The PM’s words were: “We note that unfortunately airlines have not fulfilled their obligations. This is why we have changed the administrative framework and will apply a fine of €20,000 for each passenger disembarked on Portuguese territory without properly being tested”.
The new framework will also make airlines responsible for the food and board of any passengers that require to be kept in isolation – with the added proviso that they could have their licenses to fly into Portugal suspended.
“I want to leave a very clear message to airline companies”, reiterated Mr Costa. “We consider it a profound irresponsibility to transport passengers who have not been tested, and disembarking people on national territory who have not been tested”.
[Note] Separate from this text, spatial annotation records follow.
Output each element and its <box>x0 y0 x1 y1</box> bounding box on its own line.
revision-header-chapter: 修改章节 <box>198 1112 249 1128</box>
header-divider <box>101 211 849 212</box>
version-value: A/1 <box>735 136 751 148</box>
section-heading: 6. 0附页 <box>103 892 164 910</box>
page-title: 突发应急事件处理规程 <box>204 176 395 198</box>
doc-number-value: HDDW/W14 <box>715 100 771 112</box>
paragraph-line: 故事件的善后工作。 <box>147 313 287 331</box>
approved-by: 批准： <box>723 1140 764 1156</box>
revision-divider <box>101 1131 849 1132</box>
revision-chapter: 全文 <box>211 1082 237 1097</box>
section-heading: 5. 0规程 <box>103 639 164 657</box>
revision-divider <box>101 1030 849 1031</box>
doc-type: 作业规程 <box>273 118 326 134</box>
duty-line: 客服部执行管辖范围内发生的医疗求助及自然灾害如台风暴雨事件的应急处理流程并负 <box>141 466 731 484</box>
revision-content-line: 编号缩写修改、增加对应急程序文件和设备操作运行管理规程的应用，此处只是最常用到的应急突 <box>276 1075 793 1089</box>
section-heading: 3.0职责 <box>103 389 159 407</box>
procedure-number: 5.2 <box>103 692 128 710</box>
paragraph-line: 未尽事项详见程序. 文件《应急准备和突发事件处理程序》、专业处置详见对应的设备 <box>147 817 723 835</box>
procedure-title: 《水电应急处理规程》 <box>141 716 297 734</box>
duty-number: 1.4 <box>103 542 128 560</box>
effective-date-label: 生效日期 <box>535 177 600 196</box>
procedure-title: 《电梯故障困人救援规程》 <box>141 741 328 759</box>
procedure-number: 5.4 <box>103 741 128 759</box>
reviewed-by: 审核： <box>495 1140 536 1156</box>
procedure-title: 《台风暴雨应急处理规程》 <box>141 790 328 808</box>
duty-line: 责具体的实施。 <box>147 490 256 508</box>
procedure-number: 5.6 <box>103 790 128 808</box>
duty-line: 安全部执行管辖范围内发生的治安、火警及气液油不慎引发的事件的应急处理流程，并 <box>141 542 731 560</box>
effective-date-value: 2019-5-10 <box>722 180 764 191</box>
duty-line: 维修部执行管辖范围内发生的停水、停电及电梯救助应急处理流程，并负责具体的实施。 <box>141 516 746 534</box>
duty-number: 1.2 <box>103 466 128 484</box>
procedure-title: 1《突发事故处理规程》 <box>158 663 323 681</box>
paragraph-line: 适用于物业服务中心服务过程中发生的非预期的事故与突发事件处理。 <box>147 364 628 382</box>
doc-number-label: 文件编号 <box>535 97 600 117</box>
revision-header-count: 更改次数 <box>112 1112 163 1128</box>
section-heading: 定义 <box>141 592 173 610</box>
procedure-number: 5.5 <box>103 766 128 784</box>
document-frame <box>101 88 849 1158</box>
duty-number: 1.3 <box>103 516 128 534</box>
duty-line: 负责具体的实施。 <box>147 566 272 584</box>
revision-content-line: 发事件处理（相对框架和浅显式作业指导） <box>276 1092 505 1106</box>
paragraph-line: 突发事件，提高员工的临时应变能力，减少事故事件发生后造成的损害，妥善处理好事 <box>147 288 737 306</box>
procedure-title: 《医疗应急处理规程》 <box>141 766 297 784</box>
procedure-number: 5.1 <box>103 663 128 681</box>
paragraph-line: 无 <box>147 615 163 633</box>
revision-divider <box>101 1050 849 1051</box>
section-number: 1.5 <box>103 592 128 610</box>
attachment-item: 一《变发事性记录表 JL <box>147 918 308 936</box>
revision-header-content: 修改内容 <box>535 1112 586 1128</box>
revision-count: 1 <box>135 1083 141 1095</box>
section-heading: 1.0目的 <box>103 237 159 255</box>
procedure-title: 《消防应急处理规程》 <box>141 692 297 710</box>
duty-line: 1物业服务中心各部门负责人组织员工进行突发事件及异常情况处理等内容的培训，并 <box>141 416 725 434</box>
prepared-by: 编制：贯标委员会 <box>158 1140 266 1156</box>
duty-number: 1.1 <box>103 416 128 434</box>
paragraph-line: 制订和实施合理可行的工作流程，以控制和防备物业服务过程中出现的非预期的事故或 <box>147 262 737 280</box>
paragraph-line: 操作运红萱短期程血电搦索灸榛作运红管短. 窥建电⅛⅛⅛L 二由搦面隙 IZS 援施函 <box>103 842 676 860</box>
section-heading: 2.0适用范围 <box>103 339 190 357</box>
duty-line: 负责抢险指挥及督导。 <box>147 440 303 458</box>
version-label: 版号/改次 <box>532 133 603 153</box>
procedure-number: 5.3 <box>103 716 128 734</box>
Yet as RENA registers its dismay, Brussels appears even to be taking Portugal to task over demanding negative tests in the first place.
Says European Commission spokesperson Adalbert Jahnz: “In principle, if a person is vaccinated and does not come from a dark red zone, it should not be obligatory for them to present a negative test…”
Mr Jahnz has admitted nonetheless that Brussels cannot comment categorically on this matter “without total information”.
The Commission is thus “accompanying” Portugal’s new measures and will “analyse” them…
This still leaves RENA in a fug.
Executive director and lawyer António Moura Portugal tells Expresso that members of its association flying planes into Portugal – TAP, British Airways, Lufthansa, Air France, EasyJet, TAAG, Sata, Turkish Airlines, Emirates and United Airlines to name just a few – “comply scrupulously with duties in terms of health and public safety”.
Current regulations already allow for a fine of €2,000 per passenger found not to comply with pandemic regulations.
“On a flight of 150 people, that is a potential fine of €300,000”, he said. “That is dissuasive enough” without raising the fines tenfold…
In other words, Mr Costa’s announcement last night seems “totally disproportionate and completely meaningless, especially considering that it is an accessory obligation of a private operator acting in substitution for the State”, said the lawyer, stressing “public health policies are a responsibility of the State that must be finances by the State’s own resources, not by dispossession or confiscation of economic operators”.
Without putting the strategy into so many words, Mr Moura Portugal suggests Mr Costa’s apparent ‘get tough stand’ was made “purely from a local perspective” (in which PS Socialists are fighting a re-election campaign), as it makes “no sense in a country that has tourism as a central axis of its economic policy”.
In conclusion Mr Moura Portugal said the government’s new measures will simply “further damage one of the sectors most affected by the pandemic”.